The correction of defects has not been completed in the following two areas: (1) modification of the pipes used in the extraction of concentrated solutions from the Solvent Distillation Column in the 2nd Acid Recovery System (this is scheduled to be retested before the uranium tests begin); and (2) a problem with the software which controls a locking valve related to protection against criticality accidents. This is a big problem. They say it will be fixed and retested before ‘active testing’ begins. Tests using spent fuel are planned, but it appears that there are lots of problems with the safety of the whole facility and with the quality assurance process. No doubt the defects of the inspection arrangements of the Agency for Nuclear and Industrial Safety, the organization with responsibility for giving the final approval for the storage pool, will also be called into question.

Operational date deferred until July 2006

JNFL has lost the public’s trust as result of the leak from the spent fuel storage pool. The response of both Aomori Prefecture and the central government to JNFL’s quality assurance failures has been to set up investigation committees focusing on this problem. It is necessary, especially for the regional government of Aomori Prefecture, to sign a new safety agreement before the uranium tests begin. Until the results of the debates of the investigation committees emerge, JNFL can’t begin the uranium tests at the reprocessing plant. Furthermore, because it has become clear that the work to fix the leakage problem will take several months, in September JNFL announced that it would defer the commencement of operations at the Rokkasho Reprocessing Plant by one year to July 2006. This is the seventh postponement and the original plan to commence operations in 1995 has been delayed by 11 years.

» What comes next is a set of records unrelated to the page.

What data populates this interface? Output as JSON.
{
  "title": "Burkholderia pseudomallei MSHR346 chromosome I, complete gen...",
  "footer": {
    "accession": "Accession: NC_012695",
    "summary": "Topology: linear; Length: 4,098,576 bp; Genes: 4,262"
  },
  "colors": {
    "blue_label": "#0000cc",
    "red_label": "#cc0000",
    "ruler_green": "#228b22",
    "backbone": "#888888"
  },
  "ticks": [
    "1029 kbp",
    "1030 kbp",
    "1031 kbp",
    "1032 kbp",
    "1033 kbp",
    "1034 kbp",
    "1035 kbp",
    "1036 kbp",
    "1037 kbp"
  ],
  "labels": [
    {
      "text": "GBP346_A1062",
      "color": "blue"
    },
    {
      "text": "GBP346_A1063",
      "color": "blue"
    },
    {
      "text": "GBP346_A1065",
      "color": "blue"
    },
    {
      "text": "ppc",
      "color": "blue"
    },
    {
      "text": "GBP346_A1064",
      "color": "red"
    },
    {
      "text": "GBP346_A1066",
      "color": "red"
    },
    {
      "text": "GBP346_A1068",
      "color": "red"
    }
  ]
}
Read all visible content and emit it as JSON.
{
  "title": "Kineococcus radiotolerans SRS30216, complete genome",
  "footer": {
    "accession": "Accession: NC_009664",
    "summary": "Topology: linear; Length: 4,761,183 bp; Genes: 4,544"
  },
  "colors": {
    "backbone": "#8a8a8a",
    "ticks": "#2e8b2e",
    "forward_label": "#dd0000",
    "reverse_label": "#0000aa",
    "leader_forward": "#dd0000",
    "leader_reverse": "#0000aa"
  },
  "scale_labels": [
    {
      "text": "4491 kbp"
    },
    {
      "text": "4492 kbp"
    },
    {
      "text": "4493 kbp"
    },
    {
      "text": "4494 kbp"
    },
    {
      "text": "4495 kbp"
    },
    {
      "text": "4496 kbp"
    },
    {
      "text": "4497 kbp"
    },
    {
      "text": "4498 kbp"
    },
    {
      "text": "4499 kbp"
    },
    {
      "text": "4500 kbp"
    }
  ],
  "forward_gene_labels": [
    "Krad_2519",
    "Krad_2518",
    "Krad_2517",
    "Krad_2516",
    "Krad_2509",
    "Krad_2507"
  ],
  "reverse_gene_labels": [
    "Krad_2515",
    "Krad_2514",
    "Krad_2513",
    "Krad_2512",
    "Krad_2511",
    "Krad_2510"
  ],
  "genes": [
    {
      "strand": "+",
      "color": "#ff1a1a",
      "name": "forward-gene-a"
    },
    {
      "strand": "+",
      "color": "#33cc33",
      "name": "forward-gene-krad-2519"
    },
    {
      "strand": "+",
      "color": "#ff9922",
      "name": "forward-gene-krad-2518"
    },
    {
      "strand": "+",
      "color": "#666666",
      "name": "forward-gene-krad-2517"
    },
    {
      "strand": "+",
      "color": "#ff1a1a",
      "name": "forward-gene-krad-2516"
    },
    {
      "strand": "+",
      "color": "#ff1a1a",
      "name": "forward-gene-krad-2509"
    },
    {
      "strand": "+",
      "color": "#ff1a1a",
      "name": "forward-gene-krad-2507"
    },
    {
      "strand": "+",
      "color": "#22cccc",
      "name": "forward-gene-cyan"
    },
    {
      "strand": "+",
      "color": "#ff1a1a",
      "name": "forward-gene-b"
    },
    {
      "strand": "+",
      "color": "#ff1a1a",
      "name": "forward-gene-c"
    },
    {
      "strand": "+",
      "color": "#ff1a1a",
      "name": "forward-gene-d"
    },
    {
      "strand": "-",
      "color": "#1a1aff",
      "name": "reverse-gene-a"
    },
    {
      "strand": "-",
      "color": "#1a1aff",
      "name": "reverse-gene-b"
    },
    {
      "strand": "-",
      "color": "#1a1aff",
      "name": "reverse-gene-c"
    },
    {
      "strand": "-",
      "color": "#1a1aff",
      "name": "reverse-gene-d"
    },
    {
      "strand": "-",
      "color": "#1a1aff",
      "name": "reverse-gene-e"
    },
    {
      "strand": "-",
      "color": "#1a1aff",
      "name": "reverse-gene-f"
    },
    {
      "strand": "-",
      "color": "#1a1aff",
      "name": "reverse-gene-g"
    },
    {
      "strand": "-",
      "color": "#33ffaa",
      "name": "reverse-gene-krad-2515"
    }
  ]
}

However the chances of JNFL running to time, even under this new schedule, are remote.

The Governor of Aomori Prefecture changed in February 2003. The Executive and new Governor Mimura have been supportive of the reprocessing plant, but they have also made critical remarks concerning JNFL, saying that, ‘Above all the soundness of the factory must be assured.’ In order for uranium tests to begin, a new safety agreement with Aomori Prefecture is necessary. This is likely to generate fierce debate in the Prefectural Assembly and there is no guarantee that this hurdle can be cleared in less than a year. As for the only envisaged end use of the plutonium, in MOX fuel, there are no signs that either the Fukushima, Kashiwazaki-Kariwa or Takahama Nuclear Power Plants will be able to use it. That the overall nuclear cycle policy has stalled is now glaringly obvious and the argument that Rokkasho Reprocessing Plant is necessary has become thinner than ever.

Total cost of reprocessing 11 trillion yen

There is yet another reason to abandon reprocessing. In November the Federation of Electric Power Companies of Japan stated that total back-end costs amount to about 19 trillion yen (18.8 tril.). This includes the construction, operation, repair, dismantling and waste management of Rokkasho Reprocessing Plant, plus the MOX plant and the transport, storage and disposal of radioactive waste returned from overseas. Regarding the reprocessing plant, so far only the construction costs have been released. These construction costs alone keep going up and have now reached 2.14 trillion yen.

The total cost calculations for the plant are based on it operating for 40 years from 2006 then taking 32 years to dismantle. In total, the Rokkasho Reprocessing Plant alone consumes 11 trillion yen, or 60% of the total back-end costs. However this is only a very approximate minimal figure. Future increases are inevitable. In regard to this enormous figure, Japanese power companies say that they have already reached the limit of the money they are able to set aside from their own funds and that they will increase charges and also request supplements through the tax system.

Solving the problems of repair of the leaking pool and the huge waste of money is very easy in our opinion. Simply abandon the Rokkasho Reprocessing Plant.